Not sure where my colleague got the silent p from, but she is adamant she is correct and is continuing to pronounce it as "assage". Hopefully others can confirm that you are right.
Your comments were very useful, much appreciated.
Good to hear from you. My European colleague is very interested in cell passage. He is also a book reviewer but that's irrelevant. He told me that cell passage is pronounced 'assage' with a silent p so I beg to differ with leelee.
Either way I wish you all the best with your cell splitting- it sounds like you are giving it a lot of thought and that's the main thing!
Best wishes from the Middle East
Your European colleague may be French, they like omitting the letters. (For instance, they do not pronounce the first h and last e of a word. )
Agree with doles. French people have a habit of omitting words.
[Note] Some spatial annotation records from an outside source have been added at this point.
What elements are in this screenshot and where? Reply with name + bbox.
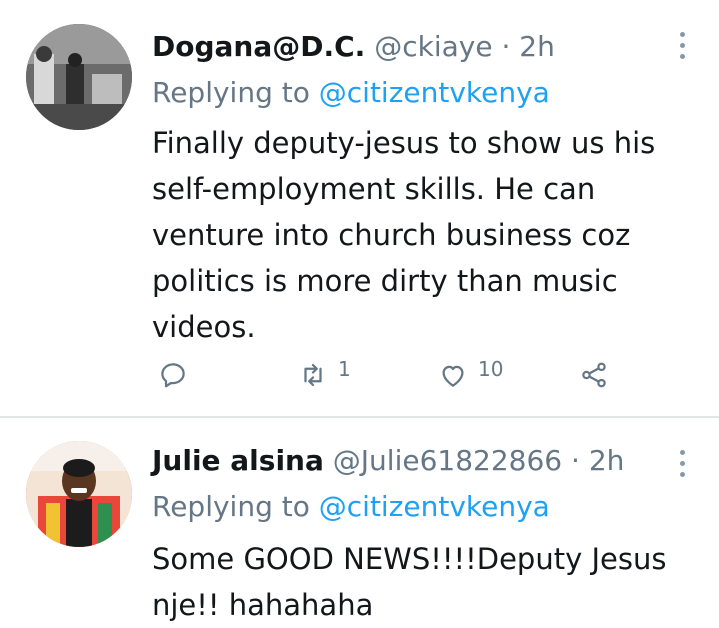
share-button[interactable]: [579, 360, 609, 390]
separator-dot: ·: [571, 444, 580, 477]
replying-prefix: Replying to: [152, 490, 310, 523]
replying-prefix: Replying to: [152, 76, 310, 109]
retweet-icon: [304, 363, 322, 387]
like-button[interactable]: 10: [438, 357, 504, 390]
tweet-header: Julie alsina @Julie61822866 · 2h: [152, 444, 624, 477]
retweet-button[interactable]: 1: [298, 357, 351, 390]
more-vertical-icon[interactable]: [680, 450, 686, 477]
display-name[interactable]: Dogana@D.C.: [152, 30, 365, 63]
timestamp[interactable]: 2h: [519, 30, 555, 63]
avatar[interactable]: [26, 441, 132, 547]
tweet[interactable]: Dogana@D.C. @ckiaye · 2h Replying to @ci…: [0, 0, 719, 418]
replying-to: Replying to @citizentvkenya: [152, 76, 550, 109]
avatar[interactable]: [26, 24, 132, 130]
replying-to: Replying to @citizentvkenya: [152, 490, 550, 523]
tweet-header: Dogana@D.C. @ckiaye · 2h: [152, 30, 555, 63]
like-count: 10: [478, 357, 504, 381]
separator-dot: ·: [501, 30, 511, 63]
reply-button[interactable]: [158, 360, 188, 390]
avatar-photo: [26, 441, 132, 547]
tweet-actions: 1 10: [152, 357, 622, 400]
mention-link[interactable]: @citizentvkenya: [319, 490, 550, 523]
share-icon: [582, 362, 606, 388]
heart-icon: [442, 365, 464, 387]
user-handle[interactable]: @ckiaye: [374, 30, 492, 63]
tweet-text: Finally deputy-jesus to show us his self…: [152, 126, 656, 344]
retweet-count: 1: [338, 357, 351, 381]
reply-icon: [161, 363, 185, 388]
tweet[interactable]: Julie alsina @Julie61822866 · 2h Replyin…: [0, 418, 719, 622]
timestamp[interactable]: 2h: [589, 444, 625, 477]
tweet-text: Some GOOD NEWS!!!!Deputy Jesus nje!! hah…: [152, 542, 667, 622]
mention-link[interactable]: @citizentvkenya: [319, 76, 550, 109]
avatar-photo: [26, 24, 132, 130]
user-handle[interactable]: @Julie61822866: [333, 444, 562, 477]
more-vertical-icon[interactable]: [680, 32, 686, 59]
display-name[interactable]: Julie alsina: [152, 444, 324, 477]
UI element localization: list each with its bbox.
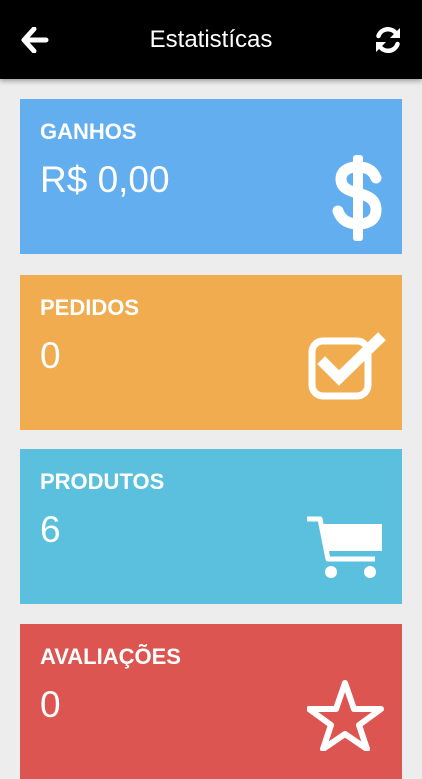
card-pedidos-label: PEDIDOS <box>40 295 140 320</box>
refresh-icon <box>376 26 400 54</box>
card-ganhos[interactable]: GANHOS R$ 0,00 <box>20 99 402 254</box>
star-icon <box>307 680 384 751</box>
card-ganhos-label: GANHOS <box>40 119 137 144</box>
card-pedidos[interactable]: PEDIDOS 0 <box>20 275 402 430</box>
card-produtos-value: 6 <box>40 509 61 550</box>
check-square-icon <box>308 332 386 400</box>
card-ganhos-value: R$ 0,00 <box>40 159 170 200</box>
app-header: Estatistícas <box>0 0 422 79</box>
card-avaliacoes-label: AVALIAÇÕES <box>40 644 181 669</box>
card-pedidos-value: 0 <box>40 335 61 376</box>
refresh-button[interactable] <box>370 22 406 58</box>
card-produtos-label: PRODUTOS <box>40 469 165 494</box>
shopping-cart-icon <box>307 516 382 578</box>
dollar-icon <box>332 155 382 241</box>
card-avaliacoes-value: 0 <box>40 684 61 725</box>
card-avaliacoes[interactable]: AVALIAÇÕES 0 <box>20 624 402 779</box>
card-produtos[interactable]: PRODUTOS 6 <box>20 449 402 604</box>
page-title: Estatistícas <box>149 26 273 53</box>
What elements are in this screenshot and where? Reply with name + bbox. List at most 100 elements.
Try and learn pronounciation from an english person YMCA
Thanks for all the comments, much appreciated. i feel that going with the p is the way to go, but YMCA's European colleague and my the girl in my lab have certainly provided an alternative point of view that must be considered.
By the way YMCA, it's interesting that your colleague is a book reviewer, since my lab colleague is considering writing a book on cell culture. She was initially interested in primary cells, but has now spent a significant amount of time studying all permutations related to the growth cycle of cell lines (in particular K562). She really is very passionate about cell proliferation kinetics, although has yet to find an exact definition of what this means.
Thanks again everyone! Any more thoughts on pronunciation will be gratefully received!